The Wedding Gift
Friends and family raise a barn, and some community spirit, at the farmhouse wedding of Kirsten Walter ’00 and Ben Ayers ’99
Kirsten Walter ’00 and Ben Ayers ’99 didn’t register for traditional wedding gifts — eschewing the deep-sided pie dish, $17.99 at Macy’s — but instead asked friends and family to contribute to a barn-raising at their circa 1800 farmhouse in Leeds, Maine.
For two days prior to their Sept. 15 wedding, held in the completed barn, scores of family and friends, including some three dozen Bates alums, gathered to raise the frame and enclose the new building.
The raising culminated weeks of framework that commenced in earnest when barn designer Brad Morse ’99 arrived in August. He, along with Ayers and father-son neighbors Bruce and Nat Bell, formed a core team that cut the hemlock, milled the timbers at Bell’s farm, and cut the frame behind the brick farmhouse.
Ben Ayers ’99 hammers pegs on Day One of the barn-raising as neighbor Kevin Hudner, an experienced timber-framer, steadies the beam.
As the gift of time, expertise, and funds grew large, the couple got uneasy about not being able to give back, “other than some homemade jams,” says Walter with a smile. Guidance came from two mentors, Gloria and Gregg Varney of nearby Nezinscot Farm, who said this: “Asking for help is the biggest way to build trust.”

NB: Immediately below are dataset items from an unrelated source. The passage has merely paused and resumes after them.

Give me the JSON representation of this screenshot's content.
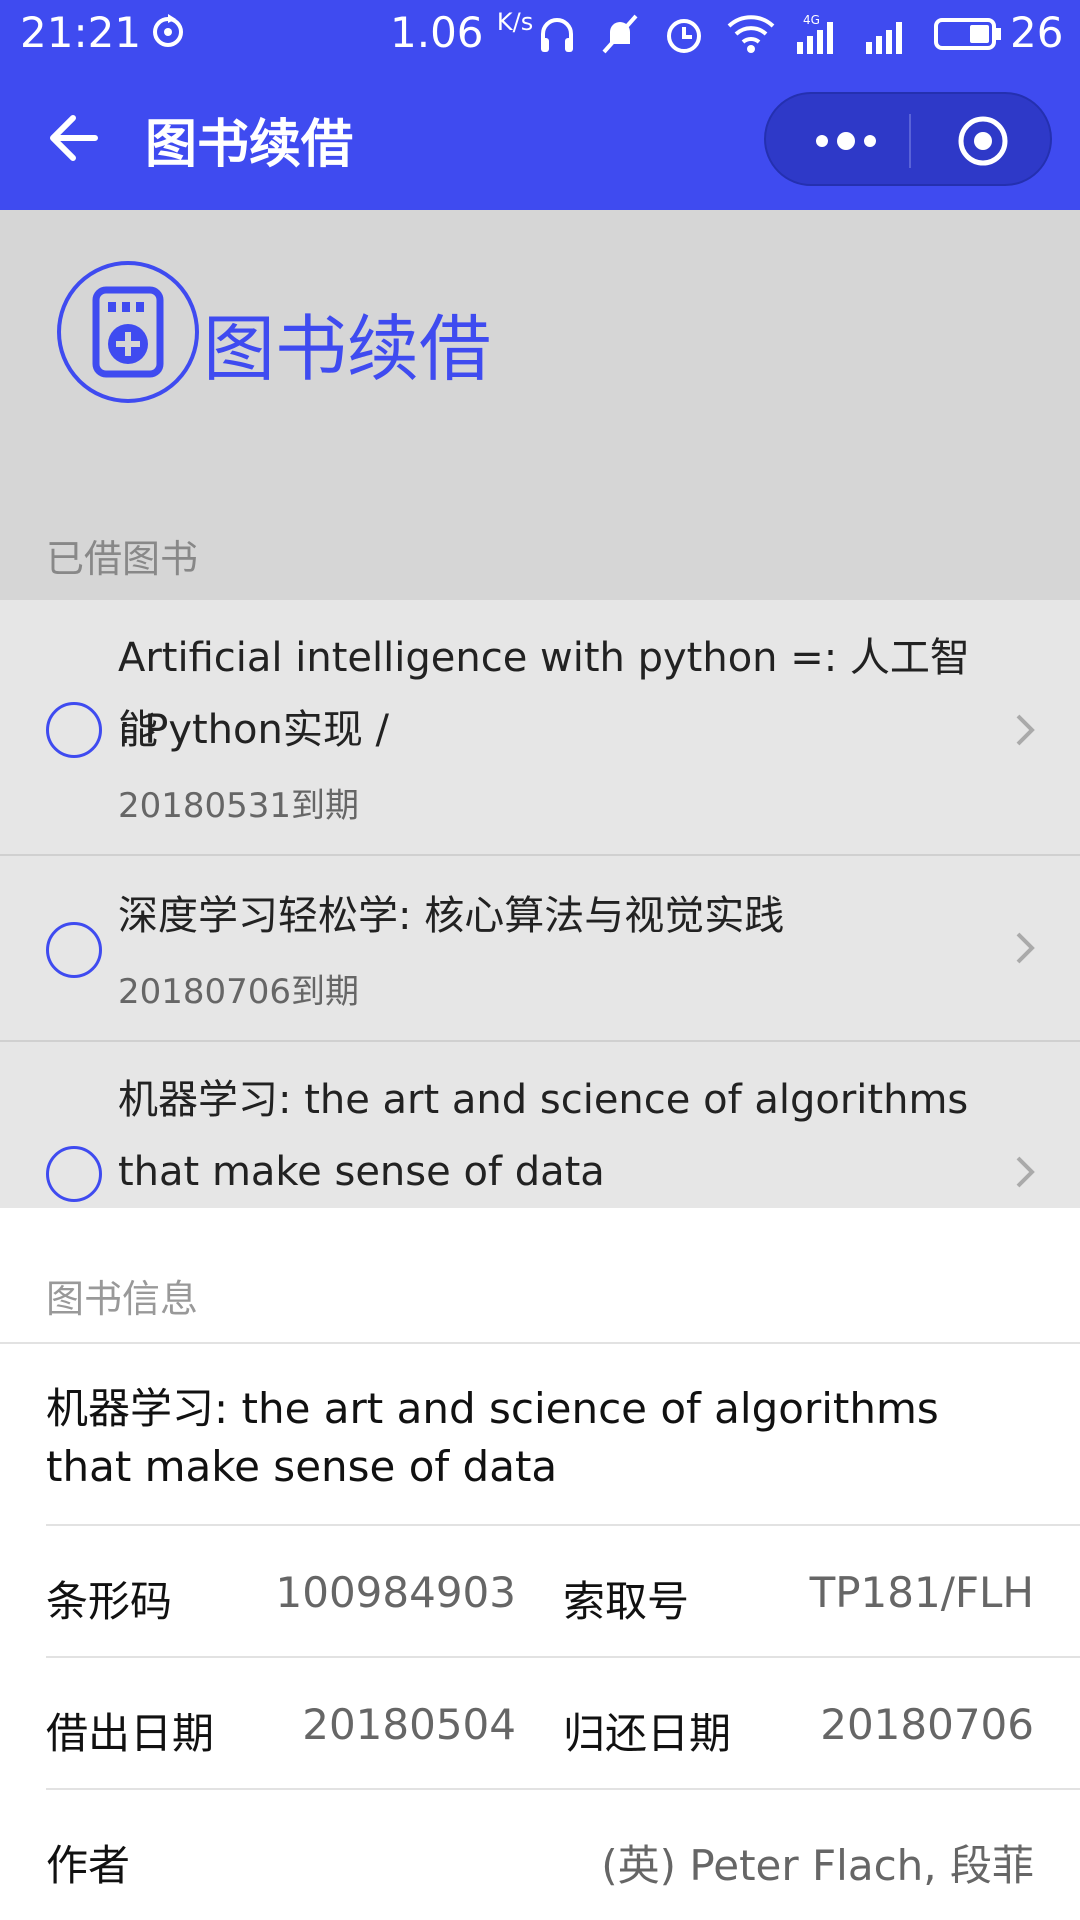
{
  "status_bar": {
    "time": "21:21",
    "speed": "1.06",
    "speed_unit": "K/s",
    "battery": "26",
    "icons": [
      "sync-icon",
      "headphones-icon",
      "mute-icon",
      "alarm-icon",
      "wifi-icon",
      "signal-4g-icon",
      "signal-icon",
      "battery-icon"
    ]
  },
  "nav": {
    "title": "图书续借",
    "back_icon": "back-arrow-icon",
    "more_icon": "more-dots-icon",
    "close_icon": "target-close-icon"
  },
  "colors": {
    "primary": "#3f4bf0",
    "overlay": "#d6d6d6",
    "list_bg": "#e6e6e6"
  },
  "hero": {
    "title": "图书续借",
    "icon": "book-renew-icon"
  },
  "borrowed": {
    "label": "已借图书",
    "items": [
      {
        "title_line1": "Artificial intelligence with python =: 人工智能",
        "title_line2": ": Python实现 /",
        "due": "20180531到期"
      },
      {
        "title_line1": "深度学习轻松学: 核心算法与视觉实践",
        "title_line2": "",
        "due": "20180706到期"
      },
      {
        "title_line1": "机器学习: the art and science of algorithms",
        "title_line2": "that make sense of data",
        "due": ""
      }
    ]
  },
  "book_info": {
    "label": "图书信息",
    "title": "机器学习: the art and science of algorithms that make sense of data",
    "barcode_label": "条形码",
    "barcode": "100984903",
    "callno_label": "索取号",
    "callno": "TP181/FLH",
    "borrow_date_label": "借出日期",
    "borrow_date": "20180504",
    "return_date_label": "归还日期",
    "return_date": "20180706",
    "author_label": "作者",
    "author": "(英) Peter Flach, 段菲"
  }
}
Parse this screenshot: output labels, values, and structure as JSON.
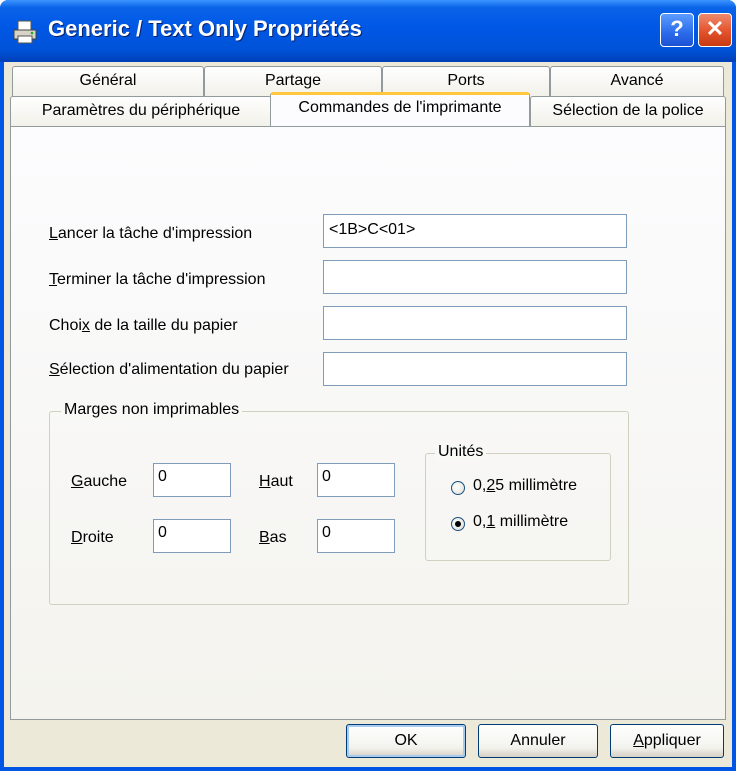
{
  "window": {
    "title": "Generic / Text Only Propriétés",
    "help_label": "?",
    "close_label": "✕"
  },
  "tabs_row1": [
    "Général",
    "Partage",
    "Ports",
    "Avancé"
  ],
  "tabs_row2": [
    "Paramètres du périphérique",
    "Commandes de l'imprimante",
    "Sélection de la police"
  ],
  "fields": {
    "start_job": {
      "label_key": "L",
      "label_rest": "ancer la tâche d'impression",
      "value": "<1B>C<01>"
    },
    "end_job": {
      "label_key": "T",
      "label_rest": "erminer la tâche d'impression",
      "value": ""
    },
    "paper_size": {
      "label_pre": "Choi",
      "label_key": "x",
      "label_rest": " de la taille du papier",
      "value": ""
    },
    "paper_feed": {
      "label_key": "S",
      "label_rest": "élection d'alimentation du papier",
      "value": ""
    }
  },
  "margins": {
    "title": "Marges non imprimables",
    "left": {
      "key": "G",
      "rest": "auche",
      "value": "0"
    },
    "right": {
      "key": "D",
      "rest": "roite",
      "value": "0"
    },
    "top": {
      "key": "H",
      "rest": "aut",
      "value": "0"
    },
    "bottom": {
      "key": "B",
      "rest": "as",
      "value": "0"
    },
    "units": {
      "title": "Unités",
      "opt1": {
        "pre": "0,",
        "key": "2",
        "rest": "5 millimètre",
        "selected": false
      },
      "opt2": {
        "pre": "0,",
        "key": "1",
        "rest": " millimètre",
        "selected": true
      }
    }
  },
  "buttons": {
    "ok": "OK",
    "cancel": "Annuler",
    "apply_key": "A",
    "apply_rest": "ppliquer"
  }
}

The truism resonated with the couple, whose careers involve building communities by building trust — she as founder of the urban-agriculture nonprofit Lots To Gardens, he as project director for the dZi Foundation, serving Himalayan communities. “We decided to accept everything that was happening,” says Walter, “and to feel incredibly honored by the trust, community, and friendships it helped us build.”